If you happen to find yourself in the Dovre mountains in the south of Norway, you may come across a flock of large, mean-looking, sheep-like animals. If you do, congratulations! You have just met one of the latest additions to the Norwegian wildlife–the muskox.

Muskoxen are a species native to Arctic Canada, Alaska and Greenland, but in 1932 a few of them were introduced to the Dovre mountain range as part of a scientific experiment on adaptation. The animals took well to their new home and today they count roughly 200 individuals.


Even though the males are called bulls and the females cows, the muskoxen are more closely related to sheep than cattle. Make no mistake, though, this is not your average cuddly ba-ba-black sheep! A grown animal can be 2,5 m long and weigh up to 400 kgs, and their long curved horns mean business.

Muskoxen are flock animals and very protective of their young, and if they feel threatened the adults will form a tight ring around their calves with their horns facing the danger. They can run as fast as 60 km/h, so it is best to observe them from a safe distance. Bulls are very aggressive and will charge anything that gets too close.
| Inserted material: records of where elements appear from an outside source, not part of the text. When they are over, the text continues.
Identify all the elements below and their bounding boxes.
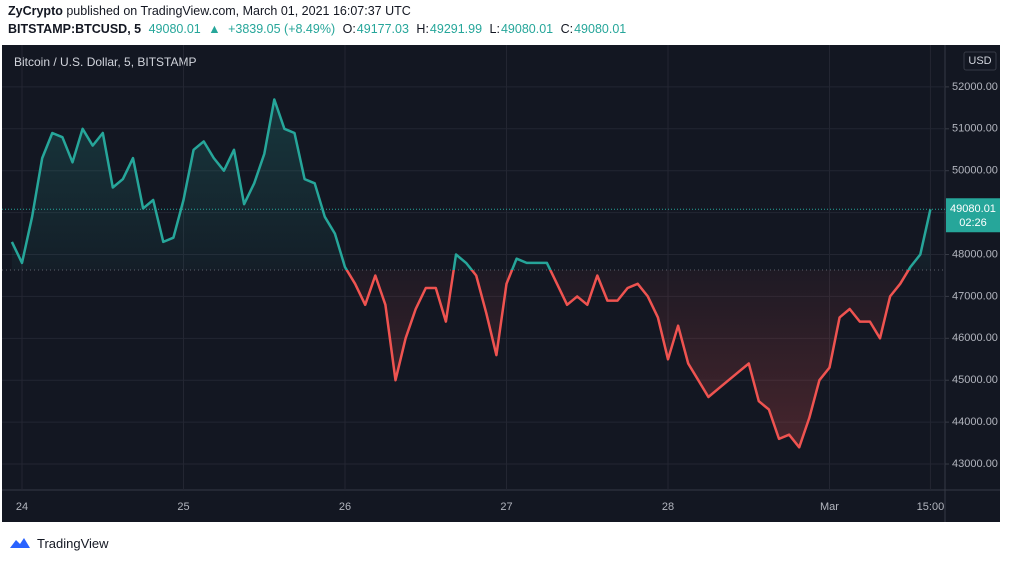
publish-line: ZyCrypto published on TradingView.com, M… <box>8 4 411 18</box>
last: 49080.01 <box>148 22 201 36</box>
change: +3839.05 (+8.49%) <box>228 22 336 36</box>
y-tick-label: 44000.00 <box>952 416 998 428</box>
y-tick-label: 50000.00 <box>952 165 998 177</box>
x-tick-label: 26 <box>339 501 351 513</box>
y-tick-label: 45000.00 <box>952 374 998 386</box>
symbol: BITSTAMP:BTCUSD, 5 <box>8 22 142 36</box>
author: ZyCrypto <box>8 4 63 18</box>
published: published on TradingView.com, March 01, … <box>66 4 411 18</box>
high: 49291.99 <box>429 22 483 36</box>
currency: USD <box>968 55 991 67</box>
quote-line: BITSTAMP:BTCUSD, 5 49080.01 ▲ +3839.05 (… <box>8 22 630 36</box>
x-tick-label: Mar <box>820 501 839 513</box>
x-tick-label: 28 <box>662 501 674 513</box>
x-tick-label: 27 <box>500 501 512 513</box>
low-label: L: <box>489 22 500 36</box>
arrow: ▲ <box>208 22 221 36</box>
price-tag-countdown: 02:26 <box>959 217 987 229</box>
x-tick-label: 25 <box>177 501 189 513</box>
chart-title: Bitcoin / U.S. Dollar, 5, BITSTAMP <box>14 55 197 69</box>
y-tick-label: 48000.00 <box>952 248 998 260</box>
close: 49080.01 <box>574 22 627 36</box>
open-label: O: <box>342 22 356 36</box>
y-tick-label: 43000.00 <box>952 458 998 470</box>
chart-panel <box>2 45 1000 522</box>
baseline-area <box>11 99 931 448</box>
x-tick-label: 24 <box>16 501 28 513</box>
y-tick-label: 52000.00 <box>952 81 998 93</box>
x-tick-label: 15:00 <box>917 501 945 513</box>
y-tick-label: 46000.00 <box>952 332 998 344</box>
footer: TradingView <box>8 533 109 553</box>
currency-box <box>963 51 997 71</box>
price-tag <box>946 198 1000 233</box>
y-tick-label: 47000.00 <box>952 290 998 302</box>
brand: TradingView <box>37 535 109 551</box>
open: 49177.03 <box>356 22 409 36</box>
high-label: H: <box>416 22 429 36</box>
y-tick-label: 49000.00 <box>952 207 998 219</box>
y-tick-label: 51000.00 <box>952 123 998 135</box>
low: 49080.01 <box>500 22 554 36</box>
close-label: C: <box>560 22 574 36</box>
logo <box>10 538 30 548</box>
price-line <box>10 98 932 449</box>
price-tag-value: 49080.01 <box>950 203 996 215</box>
Tromsø University keeps around 20 muskoxen for research, most safely tucked away on a small island a few miles southwest of Tromsø. The island is clearly signposted with “LAND AT YOUR OWN RISK”, and advised to keep away during mating season.

A couple of calves, however, are kept in a pen right outside the main campus in Tromsø. The researchers feel safe keeping them there, as one of my lecturers told me, “simply because they don’t know their own strength”. If motivated, the “little” fellas could easily head-butt their way through the fence and run for freedom. So the Uni staff make sure to keep them fed and happy.

And this one below didn’t seem to mind being photographed. He looks a little unkept, but that’s just because he is shedding his winter coat for an Arctic summer.